← All Concepts
Databases
Database Sharding
Horizontally partitions data across multiple database instances to handle large datasets and high throughput.
**Sharding** splits a database into smaller pieces (shards), each stored on a separate server.
**Sharding strategies:**
- **Range-based**: Shard by value ranges (A-M on shard 1, N-Z on shard 2). Can lead to hotspots.
- **Hash-based**: Hash the shard key, mod by number of shards. Even distribution but range queries are hard.
- **Directory-based**: Lookup table maps keys to shards. Flexible but adds lookup overhead.
- **Geographic**: Shard by user region. Good for locality but uneven sizes.
**Choosing a shard key:**
- Should distribute data evenly
- Should minimize cross-shard queries
- Should align with access patterns (most queries hit one shard)
**Challenges:**
- Cross-shard joins (expensive or impossible)

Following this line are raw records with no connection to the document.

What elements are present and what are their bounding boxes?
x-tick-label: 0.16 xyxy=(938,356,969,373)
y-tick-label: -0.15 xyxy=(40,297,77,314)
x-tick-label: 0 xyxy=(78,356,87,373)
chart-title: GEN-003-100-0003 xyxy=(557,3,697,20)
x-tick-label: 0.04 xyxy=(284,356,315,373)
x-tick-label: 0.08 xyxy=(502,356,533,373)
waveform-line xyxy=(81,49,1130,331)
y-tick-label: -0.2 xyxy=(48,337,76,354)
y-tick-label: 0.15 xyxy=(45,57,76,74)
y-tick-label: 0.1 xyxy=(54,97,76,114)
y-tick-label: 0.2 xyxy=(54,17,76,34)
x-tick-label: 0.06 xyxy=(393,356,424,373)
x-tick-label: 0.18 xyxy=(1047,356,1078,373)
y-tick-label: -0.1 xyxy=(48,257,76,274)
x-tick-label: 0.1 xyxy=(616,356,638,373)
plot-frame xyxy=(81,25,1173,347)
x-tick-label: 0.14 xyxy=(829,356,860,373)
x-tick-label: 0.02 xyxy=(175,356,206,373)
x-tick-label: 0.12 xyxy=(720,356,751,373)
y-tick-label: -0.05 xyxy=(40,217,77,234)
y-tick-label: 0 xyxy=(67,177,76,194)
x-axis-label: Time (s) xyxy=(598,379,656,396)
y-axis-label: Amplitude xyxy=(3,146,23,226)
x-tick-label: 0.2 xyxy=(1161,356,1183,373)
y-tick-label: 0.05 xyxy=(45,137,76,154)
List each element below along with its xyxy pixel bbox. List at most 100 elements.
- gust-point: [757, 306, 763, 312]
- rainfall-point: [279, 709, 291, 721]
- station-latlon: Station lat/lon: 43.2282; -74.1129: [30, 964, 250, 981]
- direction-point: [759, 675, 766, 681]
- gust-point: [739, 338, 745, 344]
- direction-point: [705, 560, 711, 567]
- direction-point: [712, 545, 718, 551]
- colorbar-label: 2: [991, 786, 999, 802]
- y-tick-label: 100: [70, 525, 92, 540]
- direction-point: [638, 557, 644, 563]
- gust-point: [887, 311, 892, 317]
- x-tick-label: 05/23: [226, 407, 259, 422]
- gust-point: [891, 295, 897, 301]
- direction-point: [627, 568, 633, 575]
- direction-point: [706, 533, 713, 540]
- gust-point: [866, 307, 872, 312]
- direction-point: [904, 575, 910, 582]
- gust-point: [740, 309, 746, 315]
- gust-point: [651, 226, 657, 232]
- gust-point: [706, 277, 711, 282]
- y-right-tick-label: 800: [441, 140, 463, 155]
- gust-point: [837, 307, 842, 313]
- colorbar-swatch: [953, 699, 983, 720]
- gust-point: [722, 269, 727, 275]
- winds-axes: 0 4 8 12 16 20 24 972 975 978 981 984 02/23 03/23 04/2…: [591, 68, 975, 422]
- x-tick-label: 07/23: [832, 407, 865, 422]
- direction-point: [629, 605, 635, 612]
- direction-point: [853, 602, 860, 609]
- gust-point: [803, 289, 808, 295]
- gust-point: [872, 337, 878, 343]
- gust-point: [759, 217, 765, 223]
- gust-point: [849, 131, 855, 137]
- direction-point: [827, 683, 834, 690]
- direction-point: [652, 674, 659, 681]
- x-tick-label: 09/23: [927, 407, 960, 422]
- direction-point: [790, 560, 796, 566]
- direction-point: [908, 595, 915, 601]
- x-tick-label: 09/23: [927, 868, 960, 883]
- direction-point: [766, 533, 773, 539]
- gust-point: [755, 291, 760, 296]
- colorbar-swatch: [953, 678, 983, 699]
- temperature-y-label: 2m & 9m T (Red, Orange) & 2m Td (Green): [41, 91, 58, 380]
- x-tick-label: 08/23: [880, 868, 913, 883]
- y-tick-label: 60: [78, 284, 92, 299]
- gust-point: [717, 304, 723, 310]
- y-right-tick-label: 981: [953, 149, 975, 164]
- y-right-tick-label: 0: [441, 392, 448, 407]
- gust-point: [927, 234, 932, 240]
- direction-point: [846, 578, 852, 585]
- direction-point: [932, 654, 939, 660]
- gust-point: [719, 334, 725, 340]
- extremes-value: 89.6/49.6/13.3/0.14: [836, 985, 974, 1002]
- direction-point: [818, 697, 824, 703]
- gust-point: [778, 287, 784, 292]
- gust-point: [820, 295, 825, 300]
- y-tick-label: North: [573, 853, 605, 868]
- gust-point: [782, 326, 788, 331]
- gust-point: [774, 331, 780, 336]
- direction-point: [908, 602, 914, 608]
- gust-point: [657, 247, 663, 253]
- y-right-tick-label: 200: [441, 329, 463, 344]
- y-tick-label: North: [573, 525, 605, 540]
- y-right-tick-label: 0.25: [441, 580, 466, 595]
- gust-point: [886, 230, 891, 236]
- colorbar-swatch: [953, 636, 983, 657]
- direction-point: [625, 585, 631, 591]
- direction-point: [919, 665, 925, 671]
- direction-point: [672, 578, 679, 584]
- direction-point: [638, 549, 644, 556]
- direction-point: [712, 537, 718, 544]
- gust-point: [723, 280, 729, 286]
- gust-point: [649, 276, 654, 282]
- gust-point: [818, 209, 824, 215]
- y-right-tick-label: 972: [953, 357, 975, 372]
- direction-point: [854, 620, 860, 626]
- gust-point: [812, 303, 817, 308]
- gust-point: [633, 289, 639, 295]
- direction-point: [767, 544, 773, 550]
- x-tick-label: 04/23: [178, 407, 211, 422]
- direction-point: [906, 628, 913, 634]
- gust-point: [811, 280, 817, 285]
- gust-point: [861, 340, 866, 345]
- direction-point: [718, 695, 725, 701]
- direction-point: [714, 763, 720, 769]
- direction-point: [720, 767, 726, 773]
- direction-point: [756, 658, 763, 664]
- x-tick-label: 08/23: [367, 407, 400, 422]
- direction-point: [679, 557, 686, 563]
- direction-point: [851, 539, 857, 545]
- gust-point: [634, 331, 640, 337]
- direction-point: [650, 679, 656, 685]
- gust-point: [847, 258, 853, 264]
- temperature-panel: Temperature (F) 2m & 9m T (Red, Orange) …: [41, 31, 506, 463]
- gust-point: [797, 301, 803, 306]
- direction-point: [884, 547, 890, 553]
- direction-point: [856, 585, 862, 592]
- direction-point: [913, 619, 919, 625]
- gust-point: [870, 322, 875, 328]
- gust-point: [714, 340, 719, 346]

- Rebalancing when adding shards
- Distributed transactions
- Auto-increment IDs need a distributed ID generator
Common Use Cases
- User data partitioned by user_id
- Multi-tenant SaaS (shard by tenant)
- Time-series data (shard by time range)
- Geographic data (shard by region)
Advantages
- +Handles datasets larger than single server capacity
- +Increases read/write throughput linearly
- +Reduces index sizes per shard (faster queries)
- +Isolates failures to individual shards
Disadvantages
- -Cross-shard queries are expensive
- -Application complexity increases significantly
- -Rebalancing shards is operationally difficult
- -Distributed transactions add latency and complexity